The eleventh round of the periodic labour force survey (PLFS), covering the months of April to June 2021, has been released. It underlines the fact that unemployment continues to be the most pressing economic problem in India, as well as adding detail to the effects of the Covid-19 pandemic on the job market. The onset of the pandemic in early 2020 had led to the draconian national lockdown from late March 2020. This, in turn, had ensured that the unemployment numbers for April to June 2020 were remarkably high, with the PLFS for that quarter providing a figure of about 21 per cent. This came down over the following year as the lockdown gradually eased.

It is now known what the effects were of the second wave of the pandemic, driven by the delta variant, which hit India in April/May 2021. Without the nationwide lockdowns, the effect was less than in the same quarter of the previous year. But nevertheless the quarter saw a double-digit unemployment rate of 12.6 per cent. This built on an existing high unemployment base of over 9 per cent in the January to March quarter. The labour force participation rate continued to fall, as did the worker population ratio; and the share of those reporting they were self-employed rose. Thus, the 11th round of the PLFS has demonstrated that the existing structural flaws in India’s economy and employment systems have been exacerbated by the pandemic and are gathering intensity over time.

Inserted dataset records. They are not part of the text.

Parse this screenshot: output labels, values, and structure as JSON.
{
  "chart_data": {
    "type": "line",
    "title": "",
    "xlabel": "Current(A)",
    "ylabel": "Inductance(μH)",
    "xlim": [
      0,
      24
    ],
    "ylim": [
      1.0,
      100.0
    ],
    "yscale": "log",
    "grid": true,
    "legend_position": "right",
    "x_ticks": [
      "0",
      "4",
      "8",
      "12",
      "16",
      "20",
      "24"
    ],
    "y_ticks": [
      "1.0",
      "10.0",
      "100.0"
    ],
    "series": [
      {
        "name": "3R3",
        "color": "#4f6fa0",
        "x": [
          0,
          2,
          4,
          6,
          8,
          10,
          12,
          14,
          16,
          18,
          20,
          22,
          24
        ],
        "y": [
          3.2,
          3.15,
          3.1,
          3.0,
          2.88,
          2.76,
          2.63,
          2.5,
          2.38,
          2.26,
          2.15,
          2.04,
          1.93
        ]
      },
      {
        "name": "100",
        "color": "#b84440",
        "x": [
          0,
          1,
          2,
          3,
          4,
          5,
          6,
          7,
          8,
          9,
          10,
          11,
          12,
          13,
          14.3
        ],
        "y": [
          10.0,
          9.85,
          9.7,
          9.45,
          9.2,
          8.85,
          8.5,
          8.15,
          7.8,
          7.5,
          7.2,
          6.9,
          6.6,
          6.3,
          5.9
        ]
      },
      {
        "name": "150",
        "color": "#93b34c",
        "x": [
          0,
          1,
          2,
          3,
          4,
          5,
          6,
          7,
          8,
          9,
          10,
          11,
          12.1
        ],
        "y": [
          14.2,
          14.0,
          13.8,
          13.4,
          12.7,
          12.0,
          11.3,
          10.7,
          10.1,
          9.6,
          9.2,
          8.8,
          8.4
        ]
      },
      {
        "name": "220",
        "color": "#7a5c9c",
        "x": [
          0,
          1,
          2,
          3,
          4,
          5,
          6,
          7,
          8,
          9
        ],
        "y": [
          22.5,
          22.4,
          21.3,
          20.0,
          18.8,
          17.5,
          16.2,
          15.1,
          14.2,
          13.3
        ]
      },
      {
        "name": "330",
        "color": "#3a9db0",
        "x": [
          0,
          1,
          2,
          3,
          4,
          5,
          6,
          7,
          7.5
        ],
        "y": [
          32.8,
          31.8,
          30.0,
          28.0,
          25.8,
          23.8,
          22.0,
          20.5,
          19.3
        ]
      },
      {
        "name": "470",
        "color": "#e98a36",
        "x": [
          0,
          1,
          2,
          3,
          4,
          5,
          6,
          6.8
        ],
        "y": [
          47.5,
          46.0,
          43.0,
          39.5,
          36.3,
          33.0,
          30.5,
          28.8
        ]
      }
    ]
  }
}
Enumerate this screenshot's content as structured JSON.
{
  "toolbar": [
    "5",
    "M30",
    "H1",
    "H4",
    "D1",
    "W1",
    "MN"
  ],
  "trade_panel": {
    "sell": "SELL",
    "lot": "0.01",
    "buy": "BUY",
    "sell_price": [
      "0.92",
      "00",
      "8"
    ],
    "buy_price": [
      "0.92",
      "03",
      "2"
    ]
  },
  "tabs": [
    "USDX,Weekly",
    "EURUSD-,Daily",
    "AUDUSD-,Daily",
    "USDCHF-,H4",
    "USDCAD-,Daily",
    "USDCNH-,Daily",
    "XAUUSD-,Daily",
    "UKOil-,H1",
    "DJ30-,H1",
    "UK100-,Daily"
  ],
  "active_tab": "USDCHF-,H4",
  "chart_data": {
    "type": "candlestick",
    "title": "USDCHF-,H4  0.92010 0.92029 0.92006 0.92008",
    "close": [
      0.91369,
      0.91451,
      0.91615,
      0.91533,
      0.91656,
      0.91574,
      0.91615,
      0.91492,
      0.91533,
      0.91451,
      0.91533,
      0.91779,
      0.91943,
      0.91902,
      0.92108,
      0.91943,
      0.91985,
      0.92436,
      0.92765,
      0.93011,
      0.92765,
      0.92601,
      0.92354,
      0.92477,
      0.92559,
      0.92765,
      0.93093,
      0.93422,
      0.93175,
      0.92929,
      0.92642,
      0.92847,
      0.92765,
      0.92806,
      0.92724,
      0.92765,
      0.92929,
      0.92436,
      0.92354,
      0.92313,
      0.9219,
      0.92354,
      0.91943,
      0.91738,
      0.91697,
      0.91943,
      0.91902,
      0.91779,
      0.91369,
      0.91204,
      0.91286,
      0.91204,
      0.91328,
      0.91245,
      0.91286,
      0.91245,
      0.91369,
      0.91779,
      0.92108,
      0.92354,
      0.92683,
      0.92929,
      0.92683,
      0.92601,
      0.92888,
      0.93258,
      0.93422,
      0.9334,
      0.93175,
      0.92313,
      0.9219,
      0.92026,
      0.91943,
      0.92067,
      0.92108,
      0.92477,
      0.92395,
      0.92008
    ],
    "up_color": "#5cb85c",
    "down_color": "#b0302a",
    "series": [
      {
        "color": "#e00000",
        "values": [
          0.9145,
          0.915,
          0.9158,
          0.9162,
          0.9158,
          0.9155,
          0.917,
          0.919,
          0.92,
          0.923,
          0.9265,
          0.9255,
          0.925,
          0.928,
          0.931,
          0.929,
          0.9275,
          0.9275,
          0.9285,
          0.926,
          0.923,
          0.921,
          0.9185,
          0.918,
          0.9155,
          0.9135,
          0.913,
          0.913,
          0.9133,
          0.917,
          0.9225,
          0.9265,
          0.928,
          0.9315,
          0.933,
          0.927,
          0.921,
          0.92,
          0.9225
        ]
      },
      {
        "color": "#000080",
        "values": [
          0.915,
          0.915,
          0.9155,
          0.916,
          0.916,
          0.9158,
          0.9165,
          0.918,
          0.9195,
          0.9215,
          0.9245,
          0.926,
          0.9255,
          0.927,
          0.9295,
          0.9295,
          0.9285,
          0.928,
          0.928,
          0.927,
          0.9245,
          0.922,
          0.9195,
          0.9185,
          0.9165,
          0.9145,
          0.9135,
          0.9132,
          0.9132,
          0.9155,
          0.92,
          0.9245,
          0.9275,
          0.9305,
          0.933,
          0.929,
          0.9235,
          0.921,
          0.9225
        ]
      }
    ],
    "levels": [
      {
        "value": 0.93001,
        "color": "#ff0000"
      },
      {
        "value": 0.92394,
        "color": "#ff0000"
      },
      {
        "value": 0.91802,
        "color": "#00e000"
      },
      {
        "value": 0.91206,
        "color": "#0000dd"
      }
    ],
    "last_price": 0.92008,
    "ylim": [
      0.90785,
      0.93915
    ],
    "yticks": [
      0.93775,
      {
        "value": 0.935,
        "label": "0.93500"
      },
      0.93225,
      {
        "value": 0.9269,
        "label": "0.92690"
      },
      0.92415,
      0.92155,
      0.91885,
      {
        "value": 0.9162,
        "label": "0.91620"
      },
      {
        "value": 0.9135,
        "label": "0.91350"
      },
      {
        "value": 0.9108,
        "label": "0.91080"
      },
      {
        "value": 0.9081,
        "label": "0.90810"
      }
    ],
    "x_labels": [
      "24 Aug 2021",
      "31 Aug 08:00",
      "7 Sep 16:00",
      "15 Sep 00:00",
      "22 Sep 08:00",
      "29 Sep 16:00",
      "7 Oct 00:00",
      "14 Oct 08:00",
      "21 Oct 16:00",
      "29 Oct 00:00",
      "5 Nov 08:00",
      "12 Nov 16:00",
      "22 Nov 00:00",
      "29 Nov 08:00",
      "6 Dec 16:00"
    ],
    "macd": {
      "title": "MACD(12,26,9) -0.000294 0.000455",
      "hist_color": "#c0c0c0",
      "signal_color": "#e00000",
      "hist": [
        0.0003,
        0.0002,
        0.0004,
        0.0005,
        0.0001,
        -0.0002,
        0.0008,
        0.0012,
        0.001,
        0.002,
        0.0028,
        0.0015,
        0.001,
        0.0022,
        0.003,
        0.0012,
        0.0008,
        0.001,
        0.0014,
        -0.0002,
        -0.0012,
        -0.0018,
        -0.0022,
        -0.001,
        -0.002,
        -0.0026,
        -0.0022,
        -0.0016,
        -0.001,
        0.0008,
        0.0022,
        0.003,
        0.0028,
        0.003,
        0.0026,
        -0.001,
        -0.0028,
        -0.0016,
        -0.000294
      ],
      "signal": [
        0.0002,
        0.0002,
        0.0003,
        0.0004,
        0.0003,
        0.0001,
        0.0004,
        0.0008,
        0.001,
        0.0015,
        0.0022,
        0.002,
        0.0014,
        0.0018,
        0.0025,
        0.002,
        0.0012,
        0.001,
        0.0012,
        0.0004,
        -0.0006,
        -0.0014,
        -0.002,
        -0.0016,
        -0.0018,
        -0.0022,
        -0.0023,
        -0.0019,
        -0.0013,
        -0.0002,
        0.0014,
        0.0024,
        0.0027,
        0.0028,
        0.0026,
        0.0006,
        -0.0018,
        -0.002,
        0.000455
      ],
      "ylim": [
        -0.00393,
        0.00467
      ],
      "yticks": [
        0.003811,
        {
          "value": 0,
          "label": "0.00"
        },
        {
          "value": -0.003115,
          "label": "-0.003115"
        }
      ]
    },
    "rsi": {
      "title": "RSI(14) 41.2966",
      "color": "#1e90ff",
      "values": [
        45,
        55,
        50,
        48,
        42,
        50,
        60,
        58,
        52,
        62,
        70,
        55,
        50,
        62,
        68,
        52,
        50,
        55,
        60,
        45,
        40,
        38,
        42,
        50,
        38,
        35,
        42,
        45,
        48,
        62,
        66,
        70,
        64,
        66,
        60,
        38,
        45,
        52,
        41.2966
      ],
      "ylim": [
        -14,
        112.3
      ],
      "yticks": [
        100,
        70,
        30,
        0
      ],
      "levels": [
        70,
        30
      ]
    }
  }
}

The question is whether policymakers are sufficiently engaged with this problem to act on it. The recent context of the Assembly elections is instructive. Those elections were conducted in the shadow of concern about mass unemployment, which led among other things to what were perilously close to job riots in UP and Bihar. Yet in UP, in particular, the electorate clearly did not feel the job situation was sufficient for them to change their mandate. One explanation for this is the buildup of an increasingly effective welfare state, featuring services from gas cylinders to piped water. Many of these welfarist measures must be welcomed on their own terms, alongside improvements in the delivery system. But in the long run, building up a state structure in which political success depends upon the expansion of welfare while the employment base of the economy shrivels and withers away is a recipe for disaster and instability. The less the worker population ratio, the harder it is to create a solid revenue base for the government and productive base for the country as a whole — and the harder it is, therefore, to expand entitlements or even pay for those that currently exist.

The effect of the pandemic, as the employment surveys have demonstrated, is to speed up a problematic dynamic that threatens to derail India’s future. Regular employment decreases in size and scope, while demands for welfarist protection will grow louder. Politicians have an incentive to respond to the second and are not punished for ignoring the first. Over time, this will lead to a breakdown in the Indian growth machine and must be avoided.